Hellbach’s point is tough to dispute. In late May, in an effort to fast-track hiring, B.C. Agriculture Minister Lana Popham introduced an online government job portal designed to match farmers with workers. It’s estimated that the pandemic will result in a shortfall of some 7,000 seasonal agriculture jobs.

Add it all up, and it makes sense why Nature’s Path Foods executive vice-president Arjan Stephens calls his company “very blessed.” One of the bigger names in the provincial industry, the Richmond-headquartered producer of organic cereals and snacks sells to 50 countries worldwide. As people stocked up on dry goods, sales jumped. Nature’s Path kept all three of its facilities–in Delta, Washington state and Wisconsin–humming and even added to its payroll of roughly 700 employees. 
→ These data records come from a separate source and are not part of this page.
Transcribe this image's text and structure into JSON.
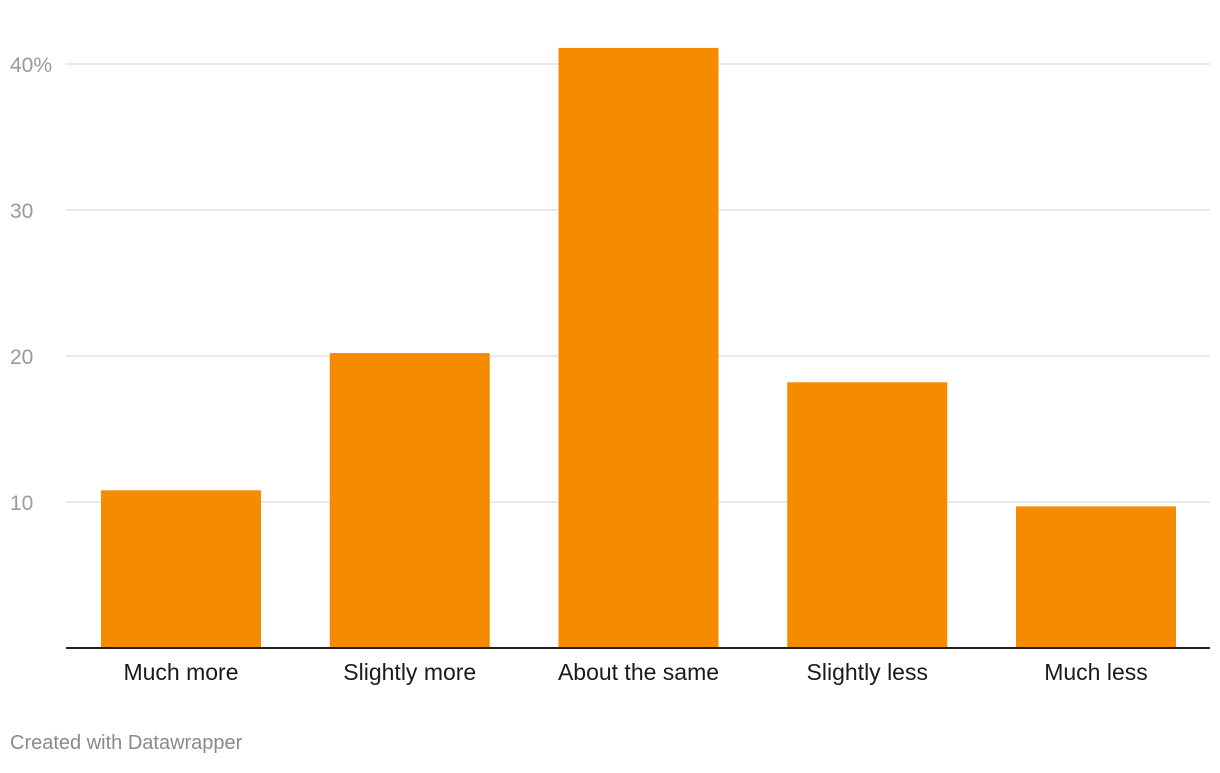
{
  "chart_data": {
    "type": "bar",
    "categories": [
      "Much more",
      "Slightly more",
      "About the same",
      "Slightly less",
      "Much less"
    ],
    "values": [
      10.8,
      20.2,
      41.1,
      18.2,
      9.7
    ],
    "title": "",
    "xlabel": "",
    "ylabel": "",
    "ylim": [
      0,
      44
    ],
    "yticks": [
      10,
      20,
      30,
      40
    ],
    "ytick_labels": [
      "10",
      "20",
      "30",
      "40%"
    ],
    "grid": true,
    "legend": "none",
    "bar_color": "#f78b00"
  },
  "footer": {
    "credit": "Created with Datawrapper"
  }
}
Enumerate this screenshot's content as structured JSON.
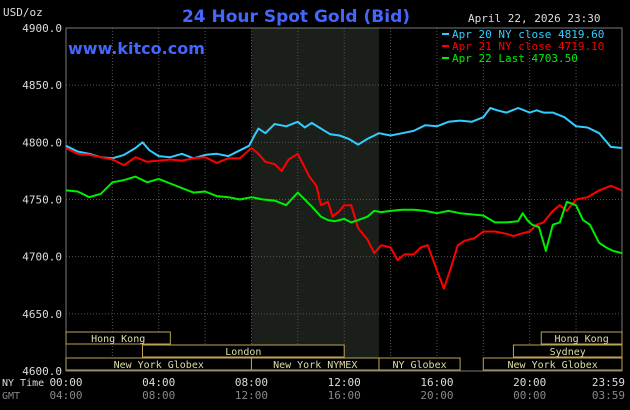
{
  "chart_data": {
    "type": "line",
    "title": "24 Hour Spot Gold (Bid)",
    "subtitle_left": "USD/oz",
    "date_label": "April 22, 2026 23:30",
    "watermark": "www.kitco.com",
    "ylim": [
      4600,
      4900
    ],
    "y_ticks": [
      4600,
      4650,
      4700,
      4750,
      4800,
      4850,
      4900
    ],
    "y_tick_labels": [
      "4600.0",
      "4650.0",
      "4700.0",
      "4750.0",
      "4800.0",
      "4850.0",
      "4900.0"
    ],
    "x_label_rows": [
      {
        "label": "NY Time",
        "ticks": [
          "00:00",
          "04:00",
          "08:00",
          "12:00",
          "16:00",
          "20:00",
          "23:59"
        ]
      },
      {
        "label": "GMT",
        "ticks": [
          "04:00",
          "08:00",
          "12:00",
          "16:00",
          "20:00",
          "00:00",
          "03:59"
        ]
      }
    ],
    "x_tick_hours": [
      0,
      4,
      8,
      12,
      16,
      20,
      23.983
    ],
    "xlim_hours": [
      0,
      23.983
    ],
    "highlight_hours": [
      8,
      13.5
    ],
    "grid": true,
    "legend": "top-right",
    "series": [
      {
        "name": "Apr 20 NY close 4819.60",
        "color": "#33ccff",
        "x": [
          0,
          0.5,
          1,
          1.5,
          2,
          2.5,
          3,
          3.3,
          3.6,
          4,
          4.5,
          5,
          5.5,
          6,
          6.5,
          7,
          7.5,
          7.9,
          8.1,
          8.3,
          8.6,
          9,
          9.5,
          10,
          10.3,
          10.6,
          11,
          11.4,
          11.8,
          12.2,
          12.6,
          13,
          13.5,
          14,
          14.5,
          15,
          15.5,
          16,
          16.5,
          17,
          17.5,
          18,
          18.3,
          18.6,
          19,
          19.5,
          20,
          20.3,
          20.6,
          21,
          21.5,
          22,
          22.5,
          23,
          23.5,
          23.983
        ],
        "y": [
          4797,
          4792,
          4790,
          4787,
          4786,
          4789,
          4795,
          4800,
          4793,
          4788,
          4787,
          4790,
          4786,
          4789,
          4790,
          4788,
          4793,
          4797,
          4805,
          4812,
          4808,
          4816,
          4814,
          4818,
          4813,
          4817,
          4812,
          4807,
          4806,
          4803,
          4798,
          4803,
          4808,
          4806,
          4808,
          4810,
          4815,
          4814,
          4818,
          4819,
          4818,
          4822,
          4830,
          4828,
          4826,
          4830,
          4826,
          4828,
          4826,
          4826,
          4822,
          4814,
          4813,
          4808,
          4796,
          4795
        ]
      },
      {
        "name": "Apr 21 NY close 4719.10",
        "color": "#ff0000",
        "x": [
          0,
          0.5,
          1,
          1.5,
          2,
          2.5,
          3,
          3.5,
          4,
          4.5,
          5,
          5.5,
          6,
          6.5,
          7,
          7.5,
          8,
          8.3,
          8.6,
          9,
          9.3,
          9.6,
          10,
          10.3,
          10.5,
          10.8,
          11,
          11.3,
          11.5,
          11.8,
          12,
          12.3,
          12.6,
          13,
          13.3,
          13.6,
          14,
          14.3,
          14.6,
          15,
          15.3,
          15.6,
          16,
          16.3,
          16.6,
          16.9,
          17.2,
          17.6,
          18,
          18.5,
          19,
          19.3,
          19.6,
          20,
          20.3,
          20.6,
          21,
          21.3,
          21.6,
          22,
          22.5,
          23,
          23.5,
          23.983
        ],
        "y": [
          4795,
          4790,
          4789,
          4787,
          4785,
          4780,
          4787,
          4783,
          4784,
          4785,
          4784,
          4786,
          4787,
          4782,
          4786,
          4786,
          4795,
          4790,
          4783,
          4781,
          4775,
          4785,
          4790,
          4778,
          4770,
          4762,
          4745,
          4748,
          4735,
          4740,
          4745,
          4745,
          4725,
          4715,
          4703,
          4710,
          4708,
          4697,
          4702,
          4702,
          4708,
          4710,
          4688,
          4672,
          4690,
          4710,
          4714,
          4716,
          4722,
          4722,
          4720,
          4718,
          4720,
          4722,
          4728,
          4730,
          4740,
          4745,
          4740,
          4750,
          4752,
          4758,
          4762,
          4758
        ]
      },
      {
        "name": "Apr 22 Last 4703.50",
        "color": "#00ee00",
        "x": [
          0,
          0.5,
          1,
          1.5,
          2,
          2.5,
          3,
          3.5,
          4,
          4.5,
          5,
          5.5,
          6,
          6.5,
          7,
          7.5,
          8,
          8.5,
          9,
          9.5,
          10,
          10.3,
          10.6,
          11,
          11.3,
          11.6,
          12,
          12.3,
          12.6,
          13,
          13.3,
          13.6,
          14,
          14.5,
          15,
          15.5,
          16,
          16.5,
          17,
          17.5,
          18,
          18.5,
          19,
          19.5,
          19.7,
          19.9,
          20.1,
          20.4,
          20.7,
          21,
          21.3,
          21.6,
          22,
          22.3,
          22.6,
          23,
          23.3,
          23.6,
          23.983
        ],
        "y": [
          4758,
          4757,
          4752,
          4755,
          4765,
          4767,
          4770,
          4765,
          4768,
          4764,
          4760,
          4756,
          4757,
          4753,
          4752,
          4750,
          4752,
          4750,
          4749,
          4745,
          4756,
          4750,
          4744,
          4735,
          4732,
          4731,
          4733,
          4730,
          4732,
          4735,
          4740,
          4739,
          4740,
          4741,
          4741,
          4740,
          4738,
          4740,
          4738,
          4737,
          4736,
          4730,
          4730,
          4731,
          4738,
          4732,
          4728,
          4726,
          4705,
          4728,
          4730,
          4748,
          4745,
          4732,
          4728,
          4712,
          4708,
          4705,
          4703
        ]
      }
    ],
    "market_sessions": [
      {
        "name": "Hong Kong",
        "start": 0,
        "end": 4.5,
        "row": 0
      },
      {
        "name": "London",
        "start": 3.3,
        "end": 12.0,
        "row": 1
      },
      {
        "name": "New York Globex",
        "start": 0,
        "end": 8.0,
        "row": 2
      },
      {
        "name": "New York NYMEX",
        "start": 8.0,
        "end": 13.5,
        "row": 2
      },
      {
        "name": "NY Globex",
        "start": 13.5,
        "end": 17.0,
        "row": 2
      },
      {
        "name": "Sydney",
        "start": 19.3,
        "end": 23.983,
        "row": 1
      },
      {
        "name": "Hong Kong",
        "start": 20.5,
        "end": 23.983,
        "row": 0
      },
      {
        "name": "New York Globex",
        "start": 18.0,
        "end": 23.983,
        "row": 2
      }
    ],
    "colors": {
      "background": "#000000",
      "grid": "#555555",
      "title": "#4466ff",
      "watermark": "#4466ff",
      "text": "#dddddd",
      "dim_text": "#888888",
      "session_border": "#bba555",
      "session_text": "#ddddaa",
      "highlight": "#1a1f1a"
    }
  }
}
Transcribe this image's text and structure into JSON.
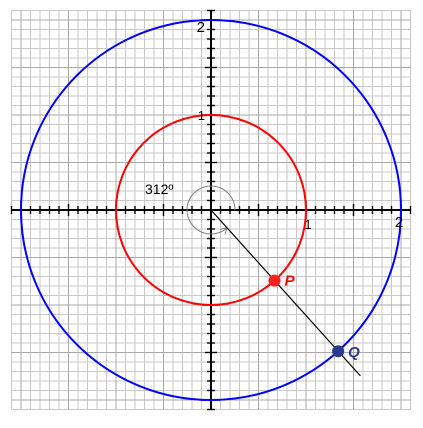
{
  "angle_label": "312º",
  "axis_labels": {
    "x_one": "1",
    "x_two": "2",
    "y_one": "1",
    "y_two": "2"
  },
  "points": {
    "p_label": "P",
    "q_label": "Q"
  },
  "diagram_data": {
    "angle_degrees": 312,
    "inner_radius": 1,
    "outer_radius": 2,
    "axis_range": [
      -2.1,
      2.1
    ],
    "grid_minor_step": 0.1,
    "grid_major_step": 0.5
  },
  "colors": {
    "grid_minor": "#c8c8c8",
    "grid_major": "#a8a8a8",
    "axis": "#000000",
    "inner_circle": "#ff0000",
    "outer_circle": "#0000ff",
    "point_p": "#ff2020",
    "point_q": "#2a3a8c",
    "label_p": "#ff0000",
    "label_q": "#2a3a8c",
    "ray": "#000000",
    "angle_arc": "#808080"
  }
}
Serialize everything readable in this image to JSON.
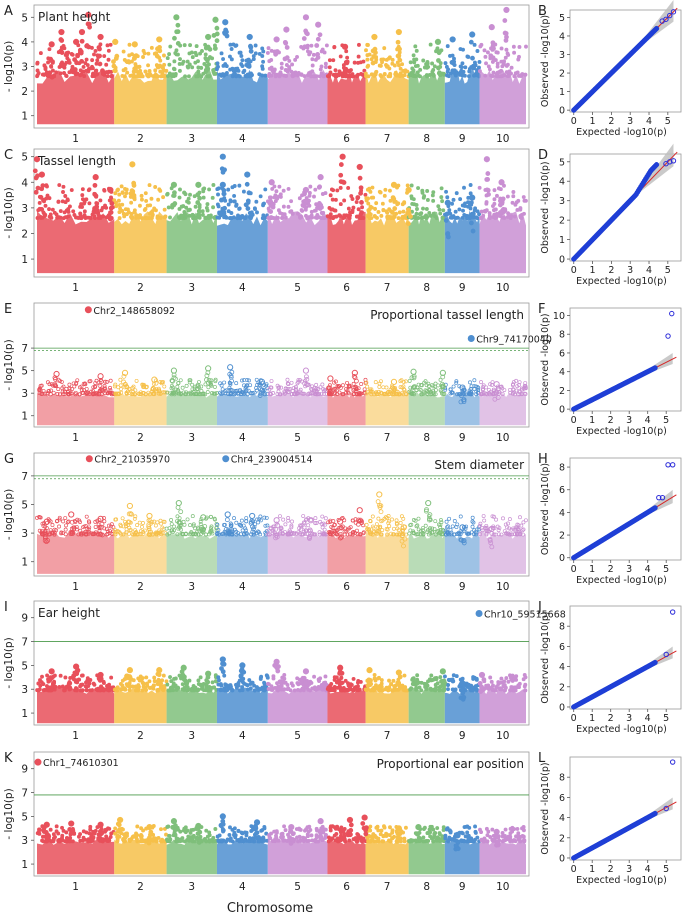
{
  "figure": {
    "xlabel": "Chromosome",
    "chrom_labels": [
      "1",
      "2",
      "3",
      "4",
      "5",
      "6",
      "7",
      "8",
      "9",
      "10"
    ],
    "chrom_colors": [
      "#e8505b",
      "#f6c04a",
      "#7fbf7b",
      "#4f8fd0",
      "#c98fd2",
      "#e8505b",
      "#f6c04a",
      "#7fbf7b",
      "#4f8fd0",
      "#c98fd2"
    ],
    "qq_xlabel": "Expected -log10(p)",
    "qq_ylabel": "Observed -log10(p)",
    "manhattan_ylabel": "- log10(p)"
  },
  "chart_data": [
    {
      "type": "scatter",
      "kind": "manhattan",
      "panel": "A",
      "title": "Plant height",
      "title_pos": "top-left",
      "ylim": [
        0.5,
        5.5
      ],
      "yticks": [
        1,
        2,
        3,
        4,
        5
      ],
      "filled": true,
      "threshold": null,
      "peaks": [
        [
          0.3,
          3.9
        ],
        [
          0.5,
          4.4
        ],
        [
          0.8,
          4.0
        ],
        [
          0.92,
          4.4
        ],
        [
          1.05,
          5.1
        ],
        [
          1.3,
          4.2
        ],
        [
          1.6,
          4.0
        ],
        [
          2.0,
          3.9
        ],
        [
          2.5,
          4.1
        ],
        [
          2.85,
          5.0
        ],
        [
          3.5,
          4.2
        ],
        [
          3.65,
          4.9
        ],
        [
          3.85,
          4.8
        ],
        [
          4.35,
          4.2
        ],
        [
          4.9,
          4.1
        ],
        [
          5.1,
          4.5
        ],
        [
          5.5,
          5.0
        ],
        [
          5.75,
          4.7
        ],
        [
          6.3,
          3.8
        ],
        [
          6.9,
          4.2
        ],
        [
          7.4,
          4.4
        ],
        [
          8.2,
          4.0
        ],
        [
          8.5,
          4.1
        ],
        [
          8.9,
          4.3
        ],
        [
          9.3,
          4.6
        ],
        [
          9.6,
          5.3
        ]
      ],
      "highlights": []
    },
    {
      "type": "scatter",
      "kind": "manhattan",
      "panel": "C",
      "title": "Tassel length",
      "title_pos": "top-left",
      "ylim": [
        0.3,
        5.3
      ],
      "yticks": [
        1,
        2,
        3,
        4,
        5
      ],
      "filled": true,
      "threshold": null,
      "peaks": [
        [
          0.0,
          4.9
        ],
        [
          0.1,
          4.3
        ],
        [
          1.2,
          4.2
        ],
        [
          1.5,
          3.7
        ],
        [
          1.95,
          4.7
        ],
        [
          2.8,
          3.9
        ],
        [
          3.3,
          3.9
        ],
        [
          3.8,
          3.9
        ],
        [
          3.8,
          5.0
        ],
        [
          4.3,
          4.3
        ],
        [
          4.8,
          4.0
        ],
        [
          5.5,
          3.7
        ],
        [
          5.8,
          4.2
        ],
        [
          6.25,
          5.0
        ],
        [
          6.6,
          4.6
        ],
        [
          7.3,
          3.9
        ],
        [
          7.6,
          3.7
        ],
        [
          8.4,
          3.2
        ],
        [
          8.9,
          3.4
        ],
        [
          9.2,
          4.9
        ],
        [
          9.5,
          4.0
        ]
      ],
      "highlights": []
    },
    {
      "type": "scatter",
      "kind": "manhattan",
      "panel": "E",
      "title": "Proportional tassel length",
      "title_pos": "top-right",
      "ylim": [
        0,
        11
      ],
      "yticks": [
        1,
        3,
        5,
        7
      ],
      "filled": false,
      "threshold": 6.8,
      "threshold2": 7.0,
      "peaks": [
        [
          0.4,
          4.7
        ],
        [
          1.3,
          4.5
        ],
        [
          1.8,
          4.8
        ],
        [
          2.4,
          4.2
        ],
        [
          2.8,
          5.0
        ],
        [
          3.5,
          5.2
        ],
        [
          3.95,
          5.3
        ],
        [
          4.6,
          4.0
        ],
        [
          5.5,
          5.0
        ],
        [
          6.0,
          4.3
        ],
        [
          6.5,
          4.8
        ],
        [
          7.3,
          4.0
        ],
        [
          7.7,
          4.9
        ],
        [
          8.3,
          4.8
        ],
        [
          8.7,
          3.5
        ],
        [
          9.4,
          3.8
        ]
      ],
      "highlights": [
        {
          "label": "Chr2_148658092",
          "pos": 1.05,
          "y": 10.4
        },
        {
          "label": "Chr9_74170040",
          "pos": 8.88,
          "y": 7.85
        }
      ]
    },
    {
      "type": "scatter",
      "kind": "manhattan",
      "panel": "G",
      "title": "Stem diameter",
      "title_pos": "top-right",
      "ylim": [
        0,
        8.6
      ],
      "yticks": [
        1,
        3,
        5,
        7
      ],
      "filled": false,
      "threshold": 6.8,
      "threshold2": 7.0,
      "peaks": [
        [
          0.2,
          3.8
        ],
        [
          0.7,
          4.3
        ],
        [
          1.3,
          4.0
        ],
        [
          1.9,
          4.9
        ],
        [
          2.3,
          4.2
        ],
        [
          2.9,
          5.1
        ],
        [
          3.4,
          4.1
        ],
        [
          3.9,
          4.3
        ],
        [
          4.4,
          4.2
        ],
        [
          4.9,
          3.9
        ],
        [
          5.6,
          3.9
        ],
        [
          6.2,
          3.8
        ],
        [
          6.6,
          4.6
        ],
        [
          7.0,
          5.7
        ],
        [
          7.5,
          3.4
        ],
        [
          8.0,
          5.1
        ],
        [
          8.7,
          3.4
        ],
        [
          9.3,
          3.3
        ]
      ],
      "highlights": [
        {
          "label": "Chr2_21035970",
          "pos": 1.07,
          "y": 8.2
        },
        {
          "label": "Chr4_239004514",
          "pos": 3.86,
          "y": 8.2
        }
      ]
    },
    {
      "type": "scatter",
      "kind": "manhattan",
      "panel": "I",
      "title": "Ear height",
      "title_pos": "top-left",
      "ylim": [
        0,
        10.4
      ],
      "yticks": [
        1,
        3,
        5,
        7,
        9
      ],
      "filled": true,
      "threshold": 7.0,
      "peaks": [
        [
          0.3,
          4.5
        ],
        [
          0.8,
          4.9
        ],
        [
          1.3,
          4.2
        ],
        [
          1.9,
          4.6
        ],
        [
          2.5,
          4.6
        ],
        [
          3.0,
          4.8
        ],
        [
          3.5,
          4.3
        ],
        [
          3.8,
          5.5
        ],
        [
          4.2,
          5.0
        ],
        [
          4.9,
          5.3
        ],
        [
          5.5,
          4.5
        ],
        [
          6.2,
          4.8
        ],
        [
          6.8,
          4.6
        ],
        [
          7.4,
          4.4
        ],
        [
          8.3,
          4.5
        ],
        [
          8.7,
          3.5
        ],
        [
          9.1,
          4.2
        ]
      ],
      "highlights": [
        {
          "label": "Chr10_59515668",
          "pos": 9.04,
          "y": 9.35
        }
      ]
    },
    {
      "type": "scatter",
      "kind": "manhattan",
      "panel": "K",
      "title": "Proportional ear position",
      "title_pos": "top-right",
      "ylim": [
        0,
        10.4
      ],
      "yticks": [
        1,
        3,
        5,
        7,
        9
      ],
      "filled": true,
      "threshold": 6.8,
      "peaks": [
        [
          0.2,
          4.3
        ],
        [
          0.7,
          4.4
        ],
        [
          1.3,
          4.3
        ],
        [
          1.7,
          4.7
        ],
        [
          2.3,
          4.1
        ],
        [
          2.8,
          4.6
        ],
        [
          3.3,
          4.2
        ],
        [
          3.8,
          5.0
        ],
        [
          4.5,
          4.5
        ],
        [
          5.2,
          4.1
        ],
        [
          5.8,
          4.6
        ],
        [
          6.4,
          4.7
        ],
        [
          6.7,
          4.9
        ],
        [
          7.4,
          4.0
        ],
        [
          7.8,
          4.1
        ],
        [
          8.6,
          3.4
        ],
        [
          9.4,
          3.7
        ]
      ],
      "highlights": [
        {
          "label": "Chr1_74610301",
          "pos": 0.02,
          "y": 9.55
        }
      ]
    },
    {
      "type": "scatter",
      "kind": "qq",
      "panel": "B",
      "xlim": [
        -0.2,
        5.7
      ],
      "ylim": [
        -0.1,
        5.4
      ],
      "xticks": [
        0,
        1,
        2,
        3,
        4,
        5
      ],
      "yticks": [
        0,
        1,
        2,
        3,
        4,
        5
      ],
      "max_expected": 5.3,
      "bulge": 0.0,
      "tail": [
        [
          4.7,
          4.8
        ],
        [
          4.9,
          4.9
        ],
        [
          5.1,
          5.1
        ],
        [
          5.3,
          5.3
        ]
      ]
    },
    {
      "type": "scatter",
      "kind": "qq",
      "panel": "D",
      "xlim": [
        -0.2,
        5.7
      ],
      "ylim": [
        -0.1,
        5.4
      ],
      "xticks": [
        0,
        1,
        2,
        3,
        4,
        5
      ],
      "yticks": [
        0,
        1,
        2,
        3,
        4,
        5
      ],
      "max_expected": 5.3,
      "bulge": 0.45,
      "tail": [
        [
          4.9,
          4.9
        ],
        [
          5.1,
          5.0
        ],
        [
          5.3,
          5.05
        ]
      ]
    },
    {
      "type": "scatter",
      "kind": "qq",
      "panel": "F",
      "xlim": [
        -0.2,
        5.8
      ],
      "ylim": [
        -0.2,
        10.8
      ],
      "xticks": [
        0,
        1,
        2,
        3,
        4,
        5
      ],
      "yticks": [
        0,
        2,
        4,
        6,
        8,
        10
      ],
      "max_expected": 5.35,
      "bulge": 0.0,
      "tail": [
        [
          5.1,
          7.8
        ],
        [
          5.3,
          10.2
        ]
      ]
    },
    {
      "type": "scatter",
      "kind": "qq",
      "panel": "H",
      "xlim": [
        -0.2,
        5.8
      ],
      "ylim": [
        -0.2,
        8.8
      ],
      "xticks": [
        0,
        1,
        2,
        3,
        4,
        5
      ],
      "yticks": [
        0,
        2,
        4,
        6,
        8
      ],
      "max_expected": 5.35,
      "bulge": 0.0,
      "tail": [
        [
          4.6,
          5.3
        ],
        [
          4.8,
          5.3
        ],
        [
          5.1,
          8.2
        ],
        [
          5.35,
          8.2
        ]
      ]
    },
    {
      "type": "scatter",
      "kind": "qq",
      "panel": "J",
      "xlim": [
        -0.2,
        5.8
      ],
      "ylim": [
        -0.2,
        10.0
      ],
      "xticks": [
        0,
        1,
        2,
        3,
        4,
        5
      ],
      "yticks": [
        0,
        2,
        4,
        6,
        8
      ],
      "max_expected": 5.35,
      "bulge": 0.0,
      "tail": [
        [
          5.0,
          5.2
        ],
        [
          5.35,
          9.4
        ]
      ]
    },
    {
      "type": "scatter",
      "kind": "qq",
      "panel": "L",
      "xlim": [
        -0.2,
        5.8
      ],
      "ylim": [
        -0.2,
        10.0
      ],
      "xticks": [
        0,
        1,
        2,
        3,
        4,
        5
      ],
      "yticks": [
        0,
        2,
        4,
        6,
        8
      ],
      "max_expected": 5.35,
      "bulge": 0.0,
      "tail": [
        [
          5.0,
          4.9
        ],
        [
          5.35,
          9.5
        ]
      ]
    }
  ]
}
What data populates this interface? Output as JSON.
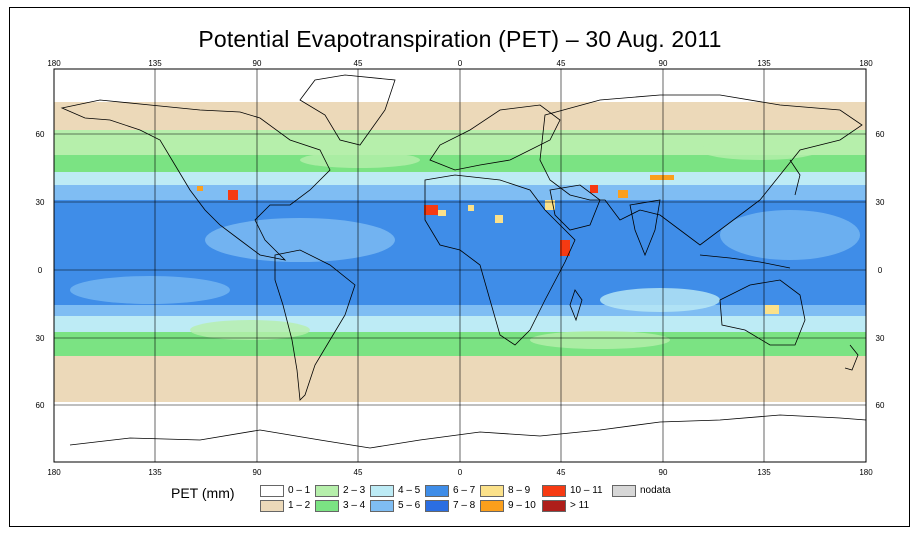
{
  "title": "Potential Evapotranspiration (PET) – 30 Aug. 2011",
  "lon_ticks": [
    "180",
    "135",
    "90",
    "45",
    "0",
    "45",
    "90",
    "135",
    "180"
  ],
  "lat_ticks": [
    "60",
    "30",
    "0",
    "30",
    "60"
  ],
  "legend": {
    "title": "PET (mm)",
    "items": [
      {
        "label": "0 – 1",
        "color": "#ffffff"
      },
      {
        "label": "1 – 2",
        "color": "#ecd9b9"
      },
      {
        "label": "2 – 3",
        "color": "#b6efab"
      },
      {
        "label": "3 – 4",
        "color": "#7be383"
      },
      {
        "label": "4 – 5",
        "color": "#bdebf5"
      },
      {
        "label": "5 – 6",
        "color": "#7fbdf3"
      },
      {
        "label": "6 – 7",
        "color": "#3f8de8"
      },
      {
        "label": "7 – 8",
        "color": "#2b6ee2"
      },
      {
        "label": "8 – 9",
        "color": "#fbe18a"
      },
      {
        "label": "9 – 10",
        "color": "#fb9f1c"
      },
      {
        "label": "10 – 11",
        "color": "#f63a12"
      },
      {
        "label": "> 11",
        "color": "#ae1e1a"
      },
      {
        "label": "nodata",
        "color": "#d7d7d7"
      }
    ]
  }
}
“Leading up to the crisis, our sales were good, and then we had large spikes in pantry loading and panic buying,” Stephens says. “Fortunately, we’ve been able to react and are still playing catch-up and getting items into stock and supplying grocery stores and food retailers.”

Stephens acknowledges that there was a “lot of fear” from team members about coming to work, so Nature’s Path brought in mandatory temperature screenings about six weeks before BC Centre for Disease Control guidelines suggested them for essential food production. Besides hiring more people to sanitize common areas like lunch rooms and locker rooms, the company gave production workers a $2 hourly premium as well as a $300 bonus.

Again, it’s obvious that Stephens knows how fortunate he and Nature’s Path–founded by his parents, Arran and Ratana–are in a fraught business. “I was attending a call by an investment firm, and they were saying there were already some casualties within the consumer packaged goods industry,” he recalls. “Some smaller companies were already in a precarious situation pre-COVID, and then it came and taxed their finances, and they weren’t able to weather that.”

It certainly wasn’t a smooth ride for Cathline James and Wise Bites Collections, the Richmond-based allergen-free baked goods producer she founded and leads. “Pre-COVID, we were excited, we were doing gangbusters–the first two weeks of March especially were fantastic for us,” CEO James says. “And honestly, it was like someone turned off the tap on March 15.”

James kept the company running and producing small batches, but she had to temporarily lay off most of her nine employees. She used much of the downtime to strategize how to best move the business forward. “We don’t want to really think of COVID as opportunity, but we thought, OK, we’re there with this; how can we adapt it to something good?” James remembers. “[We] worked on supporting the community, creating boxes, making donations and really dug into the online business.”

By early June, James had rehired almost all of her staff, and she reckons it won’t be long until the industry gets back on its feet: “It was all off, and it will be all on,” she says, noting that Wise Bites has already seen customers return and a growing interest in healthier options. “I think anyone in food production, if they can last through COVID and this downturn, then absolutely, there is a future. It’s a very important industry for the province of B.C. and for Canada.”